While Latin Basic characters require only 1 byte in UTF-8, other characters, such as CJK characters, need more bytes to encode. This means there's a chance that a character could be split across chunks.

Apr 11 '24 17:04 lazydogP

Hey @lazydogP many thanks for this interesting find! We have repro'd it and will have a fix for you asap.

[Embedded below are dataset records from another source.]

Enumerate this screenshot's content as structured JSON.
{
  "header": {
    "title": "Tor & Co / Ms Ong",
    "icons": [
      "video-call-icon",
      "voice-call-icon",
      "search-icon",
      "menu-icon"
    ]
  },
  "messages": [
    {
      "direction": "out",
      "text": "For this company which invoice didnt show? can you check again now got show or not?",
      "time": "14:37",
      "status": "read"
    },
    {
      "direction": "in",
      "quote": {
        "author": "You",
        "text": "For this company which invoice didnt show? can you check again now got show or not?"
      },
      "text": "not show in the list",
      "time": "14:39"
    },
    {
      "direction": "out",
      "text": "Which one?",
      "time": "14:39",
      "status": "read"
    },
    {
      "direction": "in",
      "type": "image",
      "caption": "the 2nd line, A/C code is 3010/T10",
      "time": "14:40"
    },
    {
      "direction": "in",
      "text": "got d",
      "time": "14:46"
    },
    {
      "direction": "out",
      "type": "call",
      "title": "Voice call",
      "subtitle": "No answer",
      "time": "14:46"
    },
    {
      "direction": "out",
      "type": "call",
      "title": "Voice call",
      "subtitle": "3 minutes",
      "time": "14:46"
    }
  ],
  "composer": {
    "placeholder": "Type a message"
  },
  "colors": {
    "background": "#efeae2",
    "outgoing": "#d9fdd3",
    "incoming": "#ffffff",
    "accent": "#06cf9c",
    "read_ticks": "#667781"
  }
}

Apr 11 '24 20:04 billytrend-cohere

@lazydogP we're planning to move to SSE to fix this issue for you! thanks for your patience

Apr 17 '24 20:04 billytrend-cohere

@lazydogP we're planning to move to SSE to fix this issue for you! thanks for your patience

Is this resolved yet?

May 30 '24 15:05 danny-avila

Still happening on the latest version, it seems we can't rely on the stream-end event to avoid the issue:

https://github.com/danny-avila/LibreChat/pull/2922/commits/fe93f3a9688e48536ffc7e319be3b0d9c31243ea

May 30 '24 16:05 danny-avila

Hey all, this issue is now resolved in our v2 chat because we have switched to SSE which makes it easier to parse the streams. You can use it as follows:

    const stream = await cohere.v2.chatStream({
        model: "command-r",
        messages:[{ role: "user", content: "give me lots of emojis" }]
    })

    for await (const chat of stream) {
        if (chat.type === "content-delta") {
            process.stdout.write((chat.delta?.message?.content?.text as any));
        }
    }

Oct 03 '24 11:10 billytrend-cohere